Question
Need help with popular SDSU FIN 423 Haddad case study: Please look up any missing relevant information, the following course hero link has Part A
Need help with popular SDSU FIN 423 Haddad case study: Please look up any missing relevant information, the following course hero link has Part A completed correctly, but has missing info for Part B: https://www.coursehero.com/file/15336659/Star-Appliance-Case-Solutiondocx/?justUnlocked=1
Please complete the following Part B: (Need Help by early tomorrow morning if possible)
1. Estimate the cost of equity for Star using the dividend discount model, the earnings/price model, and the CAPM. Do the models estimate the same things in different ways, or do they estimate different things?
Div Discount= D1/P+g
P/E Ratio= Price per share/Earnings per share
CAPM: Rj=Rf+Bj(Rm-Rf)
2. What is Star's cost of capital under its current and proposed capital structures?
3. Can the method by which stock analysts currently evaluate Star's stock be used for evaluating internal investment opportunities? If so, do any adaptations have to be made? If not, why are investments in the stock market different from internal investment opportunities?

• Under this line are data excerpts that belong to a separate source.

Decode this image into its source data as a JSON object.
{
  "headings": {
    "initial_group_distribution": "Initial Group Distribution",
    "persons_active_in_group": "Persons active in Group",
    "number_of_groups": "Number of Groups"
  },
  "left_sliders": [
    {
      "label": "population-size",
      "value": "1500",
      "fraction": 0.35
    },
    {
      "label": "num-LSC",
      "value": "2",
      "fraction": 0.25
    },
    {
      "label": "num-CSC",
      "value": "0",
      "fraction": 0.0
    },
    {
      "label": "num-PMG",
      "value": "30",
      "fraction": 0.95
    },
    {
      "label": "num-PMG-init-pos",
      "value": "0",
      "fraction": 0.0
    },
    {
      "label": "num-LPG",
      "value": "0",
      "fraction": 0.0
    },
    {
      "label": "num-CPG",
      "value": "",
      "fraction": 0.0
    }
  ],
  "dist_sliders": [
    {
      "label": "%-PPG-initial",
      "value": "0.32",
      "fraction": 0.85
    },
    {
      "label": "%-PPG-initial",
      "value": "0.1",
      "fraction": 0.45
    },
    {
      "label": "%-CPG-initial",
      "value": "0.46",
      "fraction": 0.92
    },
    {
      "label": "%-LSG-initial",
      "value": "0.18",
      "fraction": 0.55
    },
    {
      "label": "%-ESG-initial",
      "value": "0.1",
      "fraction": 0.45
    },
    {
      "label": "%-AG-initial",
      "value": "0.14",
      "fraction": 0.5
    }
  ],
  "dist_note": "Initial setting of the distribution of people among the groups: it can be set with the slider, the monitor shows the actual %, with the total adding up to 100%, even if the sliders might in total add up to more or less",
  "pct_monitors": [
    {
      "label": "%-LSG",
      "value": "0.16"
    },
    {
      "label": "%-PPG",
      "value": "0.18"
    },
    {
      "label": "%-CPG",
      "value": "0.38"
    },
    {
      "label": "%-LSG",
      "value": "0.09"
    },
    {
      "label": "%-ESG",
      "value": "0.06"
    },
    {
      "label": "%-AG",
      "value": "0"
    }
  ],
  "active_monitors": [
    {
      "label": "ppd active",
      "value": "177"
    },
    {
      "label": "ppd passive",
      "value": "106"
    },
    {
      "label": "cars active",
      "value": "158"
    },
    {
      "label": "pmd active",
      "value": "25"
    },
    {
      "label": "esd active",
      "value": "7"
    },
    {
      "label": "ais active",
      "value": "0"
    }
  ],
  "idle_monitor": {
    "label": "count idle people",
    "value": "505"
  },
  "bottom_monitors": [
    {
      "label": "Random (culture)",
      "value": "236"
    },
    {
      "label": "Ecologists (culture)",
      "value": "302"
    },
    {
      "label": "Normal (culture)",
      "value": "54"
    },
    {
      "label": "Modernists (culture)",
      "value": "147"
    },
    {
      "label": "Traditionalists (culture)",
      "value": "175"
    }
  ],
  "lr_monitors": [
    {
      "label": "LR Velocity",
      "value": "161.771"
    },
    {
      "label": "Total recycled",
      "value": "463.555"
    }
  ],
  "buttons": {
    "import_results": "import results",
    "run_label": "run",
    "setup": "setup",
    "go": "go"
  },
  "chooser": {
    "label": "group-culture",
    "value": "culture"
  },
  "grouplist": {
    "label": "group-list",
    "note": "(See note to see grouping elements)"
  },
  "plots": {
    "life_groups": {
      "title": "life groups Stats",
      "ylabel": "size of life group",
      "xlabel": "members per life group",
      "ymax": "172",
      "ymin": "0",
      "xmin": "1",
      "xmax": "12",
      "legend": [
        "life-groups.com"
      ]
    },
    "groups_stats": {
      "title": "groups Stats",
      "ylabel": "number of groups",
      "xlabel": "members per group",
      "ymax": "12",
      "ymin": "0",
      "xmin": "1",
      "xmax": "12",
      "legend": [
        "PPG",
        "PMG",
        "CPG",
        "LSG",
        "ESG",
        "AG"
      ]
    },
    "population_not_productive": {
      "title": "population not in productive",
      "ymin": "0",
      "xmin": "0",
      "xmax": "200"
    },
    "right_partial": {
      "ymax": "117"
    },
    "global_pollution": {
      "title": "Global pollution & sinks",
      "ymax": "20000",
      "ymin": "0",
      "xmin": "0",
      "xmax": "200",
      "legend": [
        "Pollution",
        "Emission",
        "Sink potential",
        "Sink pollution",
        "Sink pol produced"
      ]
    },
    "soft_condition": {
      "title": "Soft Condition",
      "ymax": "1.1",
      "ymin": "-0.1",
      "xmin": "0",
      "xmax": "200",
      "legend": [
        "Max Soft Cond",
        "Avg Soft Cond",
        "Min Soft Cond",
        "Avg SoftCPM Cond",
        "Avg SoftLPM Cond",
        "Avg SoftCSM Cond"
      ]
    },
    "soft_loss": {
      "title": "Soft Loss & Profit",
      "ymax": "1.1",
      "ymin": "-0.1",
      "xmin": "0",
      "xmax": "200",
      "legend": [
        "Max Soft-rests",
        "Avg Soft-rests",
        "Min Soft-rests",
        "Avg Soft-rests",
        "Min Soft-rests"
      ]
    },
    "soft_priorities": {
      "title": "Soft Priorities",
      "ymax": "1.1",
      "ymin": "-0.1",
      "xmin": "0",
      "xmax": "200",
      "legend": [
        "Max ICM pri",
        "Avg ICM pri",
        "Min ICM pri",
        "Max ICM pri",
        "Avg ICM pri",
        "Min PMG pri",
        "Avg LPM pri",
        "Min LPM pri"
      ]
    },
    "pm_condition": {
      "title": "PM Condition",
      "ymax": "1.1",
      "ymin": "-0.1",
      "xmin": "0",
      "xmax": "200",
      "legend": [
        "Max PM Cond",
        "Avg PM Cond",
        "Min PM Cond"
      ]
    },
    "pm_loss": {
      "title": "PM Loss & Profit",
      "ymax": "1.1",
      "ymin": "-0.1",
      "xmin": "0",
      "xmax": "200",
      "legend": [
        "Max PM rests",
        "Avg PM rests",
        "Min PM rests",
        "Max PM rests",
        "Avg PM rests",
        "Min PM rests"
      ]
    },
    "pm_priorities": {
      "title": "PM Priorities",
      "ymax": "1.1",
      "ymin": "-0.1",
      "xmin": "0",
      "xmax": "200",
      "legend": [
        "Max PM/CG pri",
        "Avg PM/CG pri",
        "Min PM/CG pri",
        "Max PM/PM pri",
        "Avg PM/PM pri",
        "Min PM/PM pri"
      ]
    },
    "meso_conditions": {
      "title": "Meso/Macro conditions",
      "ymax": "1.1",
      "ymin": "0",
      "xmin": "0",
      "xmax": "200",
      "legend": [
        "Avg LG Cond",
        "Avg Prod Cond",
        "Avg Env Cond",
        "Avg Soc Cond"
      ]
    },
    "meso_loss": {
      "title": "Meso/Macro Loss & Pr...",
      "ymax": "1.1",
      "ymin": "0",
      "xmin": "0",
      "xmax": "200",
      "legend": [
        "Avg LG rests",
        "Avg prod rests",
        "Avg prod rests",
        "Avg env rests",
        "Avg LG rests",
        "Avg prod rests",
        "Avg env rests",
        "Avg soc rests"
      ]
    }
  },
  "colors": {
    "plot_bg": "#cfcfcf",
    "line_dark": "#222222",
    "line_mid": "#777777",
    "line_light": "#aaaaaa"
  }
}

4. Which projects should Star accept?
*(information obtained from CH, please double check for accuracy)
Fridge:
IRR = 14.5%, WACC=10.74%
Dryer:
IRR=17.2%, new WACC=8.70% (beta=0.88)
So, since IRR is greater for both projects, accept both.
5. What difference did you find between Stars cost of capital in 1976 and in 1984? To what do you attribute the difference?